Because Scala is not pure (and has no means to enforce that a function is pure, like D has) and allows side effects. It interoperates closely with Java (e.g. reuses big parts of the Java libraries). Scala is not lazy, so there is no problem regarding execution order like in Haskell (e.g. no need for
seq). Under these circumstances introducing the IO Monad would make life harder without gaining much.
But if you really have applications where the IO monad has significant advantages, nothing stops you from writing your own implementation or to use scalaz. See e.g. http://apocalisp.wordpress.com/2011/12/19/towards-an-effect-system-in-scala-part-2-io-monad/
Why wasn't it done as a lazy and pure language?

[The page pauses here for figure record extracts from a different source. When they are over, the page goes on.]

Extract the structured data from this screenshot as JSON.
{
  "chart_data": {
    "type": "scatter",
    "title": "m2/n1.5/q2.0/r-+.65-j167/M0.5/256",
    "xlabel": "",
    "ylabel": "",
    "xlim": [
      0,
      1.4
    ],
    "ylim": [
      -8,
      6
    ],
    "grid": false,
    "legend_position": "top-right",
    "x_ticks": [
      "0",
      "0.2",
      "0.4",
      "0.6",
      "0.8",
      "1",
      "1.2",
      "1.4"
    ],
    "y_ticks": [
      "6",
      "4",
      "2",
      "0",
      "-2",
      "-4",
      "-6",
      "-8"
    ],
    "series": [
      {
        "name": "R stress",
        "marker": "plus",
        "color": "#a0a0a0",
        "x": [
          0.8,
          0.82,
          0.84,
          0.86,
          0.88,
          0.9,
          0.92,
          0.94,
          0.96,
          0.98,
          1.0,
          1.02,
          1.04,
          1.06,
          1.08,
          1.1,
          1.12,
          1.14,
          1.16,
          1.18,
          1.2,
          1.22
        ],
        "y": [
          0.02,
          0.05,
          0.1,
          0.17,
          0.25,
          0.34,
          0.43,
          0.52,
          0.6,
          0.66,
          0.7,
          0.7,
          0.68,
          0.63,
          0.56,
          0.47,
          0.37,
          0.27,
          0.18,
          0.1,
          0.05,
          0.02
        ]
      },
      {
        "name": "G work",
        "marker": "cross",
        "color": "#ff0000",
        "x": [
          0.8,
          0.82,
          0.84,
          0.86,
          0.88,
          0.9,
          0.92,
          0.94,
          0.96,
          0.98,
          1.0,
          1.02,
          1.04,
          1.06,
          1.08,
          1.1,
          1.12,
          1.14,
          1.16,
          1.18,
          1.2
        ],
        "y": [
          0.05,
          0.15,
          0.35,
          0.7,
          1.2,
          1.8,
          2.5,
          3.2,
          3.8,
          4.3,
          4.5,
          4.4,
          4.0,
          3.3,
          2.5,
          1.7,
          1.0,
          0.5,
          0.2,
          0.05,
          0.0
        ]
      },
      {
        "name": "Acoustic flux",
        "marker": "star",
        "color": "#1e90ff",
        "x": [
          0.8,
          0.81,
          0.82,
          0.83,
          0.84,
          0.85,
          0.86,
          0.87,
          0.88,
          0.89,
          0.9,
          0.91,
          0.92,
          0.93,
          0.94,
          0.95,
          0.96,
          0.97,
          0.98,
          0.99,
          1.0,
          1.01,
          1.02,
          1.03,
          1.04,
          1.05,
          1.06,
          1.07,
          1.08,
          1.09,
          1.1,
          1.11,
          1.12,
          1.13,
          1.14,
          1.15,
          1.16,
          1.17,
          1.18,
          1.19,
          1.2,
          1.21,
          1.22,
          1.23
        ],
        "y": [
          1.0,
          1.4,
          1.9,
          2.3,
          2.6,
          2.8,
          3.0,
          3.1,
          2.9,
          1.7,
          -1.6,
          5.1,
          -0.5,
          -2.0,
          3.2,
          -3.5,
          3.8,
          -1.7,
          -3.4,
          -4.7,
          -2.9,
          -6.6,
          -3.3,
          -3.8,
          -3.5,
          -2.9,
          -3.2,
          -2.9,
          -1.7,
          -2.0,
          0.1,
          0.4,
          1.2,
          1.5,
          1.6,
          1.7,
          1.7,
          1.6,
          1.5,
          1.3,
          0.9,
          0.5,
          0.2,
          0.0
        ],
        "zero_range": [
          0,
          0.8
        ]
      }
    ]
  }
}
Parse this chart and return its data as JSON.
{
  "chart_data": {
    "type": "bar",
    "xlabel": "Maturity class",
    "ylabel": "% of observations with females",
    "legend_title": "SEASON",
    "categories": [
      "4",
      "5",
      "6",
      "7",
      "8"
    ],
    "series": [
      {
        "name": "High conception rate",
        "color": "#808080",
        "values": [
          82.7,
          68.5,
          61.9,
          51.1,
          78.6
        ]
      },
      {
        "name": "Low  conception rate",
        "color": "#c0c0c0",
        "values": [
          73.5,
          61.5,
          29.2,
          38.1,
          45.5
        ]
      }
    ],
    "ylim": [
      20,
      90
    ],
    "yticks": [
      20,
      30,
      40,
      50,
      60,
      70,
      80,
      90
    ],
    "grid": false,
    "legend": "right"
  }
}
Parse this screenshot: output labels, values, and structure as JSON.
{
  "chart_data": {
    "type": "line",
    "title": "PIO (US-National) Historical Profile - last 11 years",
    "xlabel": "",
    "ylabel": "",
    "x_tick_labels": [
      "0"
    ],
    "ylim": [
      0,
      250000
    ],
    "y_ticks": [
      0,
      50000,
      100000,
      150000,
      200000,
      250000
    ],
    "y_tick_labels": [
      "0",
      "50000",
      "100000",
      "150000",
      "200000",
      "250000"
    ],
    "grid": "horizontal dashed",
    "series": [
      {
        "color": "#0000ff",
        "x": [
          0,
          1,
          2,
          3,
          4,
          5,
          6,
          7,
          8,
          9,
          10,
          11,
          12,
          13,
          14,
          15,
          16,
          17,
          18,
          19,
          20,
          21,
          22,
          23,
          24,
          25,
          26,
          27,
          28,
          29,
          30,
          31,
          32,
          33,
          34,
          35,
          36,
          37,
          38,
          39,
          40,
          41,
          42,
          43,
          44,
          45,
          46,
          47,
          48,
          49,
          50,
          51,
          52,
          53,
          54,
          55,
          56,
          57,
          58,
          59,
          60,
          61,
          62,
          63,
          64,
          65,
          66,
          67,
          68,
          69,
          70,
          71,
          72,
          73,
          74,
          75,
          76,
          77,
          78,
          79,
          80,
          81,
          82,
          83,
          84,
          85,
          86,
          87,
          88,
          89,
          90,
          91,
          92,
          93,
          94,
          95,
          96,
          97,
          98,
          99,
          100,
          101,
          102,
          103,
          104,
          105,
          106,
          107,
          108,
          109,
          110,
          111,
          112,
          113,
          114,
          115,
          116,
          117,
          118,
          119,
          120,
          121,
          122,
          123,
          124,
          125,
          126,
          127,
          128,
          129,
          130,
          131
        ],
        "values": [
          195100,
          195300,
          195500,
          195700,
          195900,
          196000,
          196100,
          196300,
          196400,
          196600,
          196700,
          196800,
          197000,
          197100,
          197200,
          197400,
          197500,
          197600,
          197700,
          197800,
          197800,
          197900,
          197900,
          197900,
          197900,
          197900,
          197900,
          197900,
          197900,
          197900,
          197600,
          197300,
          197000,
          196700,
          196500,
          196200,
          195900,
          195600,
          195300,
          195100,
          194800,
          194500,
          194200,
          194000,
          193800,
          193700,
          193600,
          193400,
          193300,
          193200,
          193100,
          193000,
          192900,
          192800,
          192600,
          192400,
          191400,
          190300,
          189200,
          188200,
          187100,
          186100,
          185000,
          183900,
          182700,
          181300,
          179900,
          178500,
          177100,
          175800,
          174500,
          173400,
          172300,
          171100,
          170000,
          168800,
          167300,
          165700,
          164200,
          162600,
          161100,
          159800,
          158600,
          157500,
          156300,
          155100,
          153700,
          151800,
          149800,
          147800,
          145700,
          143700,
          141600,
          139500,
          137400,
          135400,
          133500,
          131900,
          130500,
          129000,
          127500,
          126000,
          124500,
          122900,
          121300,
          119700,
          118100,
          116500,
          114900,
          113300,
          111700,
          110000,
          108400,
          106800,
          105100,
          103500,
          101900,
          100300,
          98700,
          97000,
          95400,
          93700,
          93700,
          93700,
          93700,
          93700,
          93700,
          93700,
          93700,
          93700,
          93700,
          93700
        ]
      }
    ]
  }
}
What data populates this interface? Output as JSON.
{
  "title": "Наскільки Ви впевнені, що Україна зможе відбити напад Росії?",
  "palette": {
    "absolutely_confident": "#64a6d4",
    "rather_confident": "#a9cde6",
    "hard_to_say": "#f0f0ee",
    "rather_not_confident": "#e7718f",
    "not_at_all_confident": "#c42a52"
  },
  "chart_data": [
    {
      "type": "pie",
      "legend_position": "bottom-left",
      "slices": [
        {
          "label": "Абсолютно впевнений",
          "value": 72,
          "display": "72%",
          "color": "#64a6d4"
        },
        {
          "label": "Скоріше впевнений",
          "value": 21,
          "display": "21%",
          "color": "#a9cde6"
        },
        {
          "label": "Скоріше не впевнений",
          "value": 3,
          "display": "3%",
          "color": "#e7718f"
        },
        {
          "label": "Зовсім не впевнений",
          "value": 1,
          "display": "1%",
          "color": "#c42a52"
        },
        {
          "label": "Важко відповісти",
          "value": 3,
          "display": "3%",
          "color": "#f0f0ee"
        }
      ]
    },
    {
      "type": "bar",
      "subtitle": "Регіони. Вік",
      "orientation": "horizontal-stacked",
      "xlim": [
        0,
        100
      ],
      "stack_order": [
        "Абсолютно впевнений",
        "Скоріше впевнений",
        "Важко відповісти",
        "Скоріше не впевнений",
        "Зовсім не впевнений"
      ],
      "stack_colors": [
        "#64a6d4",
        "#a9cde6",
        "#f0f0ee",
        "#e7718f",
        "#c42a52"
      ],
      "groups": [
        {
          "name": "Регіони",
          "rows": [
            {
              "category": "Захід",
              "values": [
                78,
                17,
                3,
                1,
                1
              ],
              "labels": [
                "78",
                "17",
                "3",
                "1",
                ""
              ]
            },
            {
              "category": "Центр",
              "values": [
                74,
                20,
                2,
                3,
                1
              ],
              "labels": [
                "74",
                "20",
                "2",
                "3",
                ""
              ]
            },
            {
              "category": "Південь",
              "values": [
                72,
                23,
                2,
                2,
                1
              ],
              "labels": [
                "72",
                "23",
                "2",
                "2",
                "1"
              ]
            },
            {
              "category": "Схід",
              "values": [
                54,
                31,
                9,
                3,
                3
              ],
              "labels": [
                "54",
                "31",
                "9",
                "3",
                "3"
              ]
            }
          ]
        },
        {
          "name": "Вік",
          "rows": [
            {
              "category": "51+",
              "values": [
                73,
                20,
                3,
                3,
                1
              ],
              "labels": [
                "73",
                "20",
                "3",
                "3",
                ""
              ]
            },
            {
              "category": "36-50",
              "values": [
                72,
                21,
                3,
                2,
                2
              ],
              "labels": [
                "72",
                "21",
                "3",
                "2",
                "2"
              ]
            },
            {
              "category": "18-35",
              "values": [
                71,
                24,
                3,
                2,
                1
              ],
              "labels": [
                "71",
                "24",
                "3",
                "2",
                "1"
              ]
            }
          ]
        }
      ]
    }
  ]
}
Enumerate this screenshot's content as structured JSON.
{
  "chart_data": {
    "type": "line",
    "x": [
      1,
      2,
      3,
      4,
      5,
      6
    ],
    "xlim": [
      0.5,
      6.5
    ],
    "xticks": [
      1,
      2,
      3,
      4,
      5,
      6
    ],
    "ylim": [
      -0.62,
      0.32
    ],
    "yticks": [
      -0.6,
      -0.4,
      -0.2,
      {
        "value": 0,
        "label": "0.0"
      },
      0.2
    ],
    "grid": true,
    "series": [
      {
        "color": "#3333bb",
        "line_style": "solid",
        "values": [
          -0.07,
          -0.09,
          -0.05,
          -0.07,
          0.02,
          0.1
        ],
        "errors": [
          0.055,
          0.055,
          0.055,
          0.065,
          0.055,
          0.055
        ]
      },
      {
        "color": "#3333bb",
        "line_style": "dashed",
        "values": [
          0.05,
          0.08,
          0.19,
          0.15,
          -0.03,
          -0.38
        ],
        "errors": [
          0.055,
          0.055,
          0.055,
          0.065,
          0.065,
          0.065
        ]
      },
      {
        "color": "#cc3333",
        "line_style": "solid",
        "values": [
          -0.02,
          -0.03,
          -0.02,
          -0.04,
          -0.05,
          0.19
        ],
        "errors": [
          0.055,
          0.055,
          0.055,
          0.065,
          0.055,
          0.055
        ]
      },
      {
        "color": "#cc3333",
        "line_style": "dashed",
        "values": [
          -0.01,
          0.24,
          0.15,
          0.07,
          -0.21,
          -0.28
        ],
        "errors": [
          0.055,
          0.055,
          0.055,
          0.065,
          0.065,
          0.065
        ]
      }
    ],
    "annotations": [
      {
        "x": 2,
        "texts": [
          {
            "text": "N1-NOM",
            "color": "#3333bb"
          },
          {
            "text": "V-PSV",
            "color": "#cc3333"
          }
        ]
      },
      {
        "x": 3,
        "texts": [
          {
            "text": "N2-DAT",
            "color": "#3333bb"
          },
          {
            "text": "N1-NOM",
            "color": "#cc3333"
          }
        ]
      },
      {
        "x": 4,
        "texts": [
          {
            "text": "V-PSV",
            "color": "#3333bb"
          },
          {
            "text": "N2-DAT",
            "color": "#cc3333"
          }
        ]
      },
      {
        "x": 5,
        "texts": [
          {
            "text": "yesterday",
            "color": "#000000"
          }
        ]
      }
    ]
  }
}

This would have been perfectly possible (e.g. look at Frege, a JVM language very similar to Haskell). Of course this would make the Java interoperability more complicate, but I don't think this is the main reason. I think a lazy and pure language is a totally cool thing, but simply too alien to most Java programmers, which are the target audience of Scala. Scala was designed to cooperate with Java's object model (which is the exact opposite of pure and lazy), allowing functional and mixed functional-OO programming, but not enforcing it (which would have chased away almost all Java programmers). In fact there is no point in having yet another completely functional language: There is Haskell, Erlang, F# (and other MLs) and Clojure (and other Schemes / Lisps), which are all very sophisticated, stable and successful, and won't be easily replaced by a newcomer.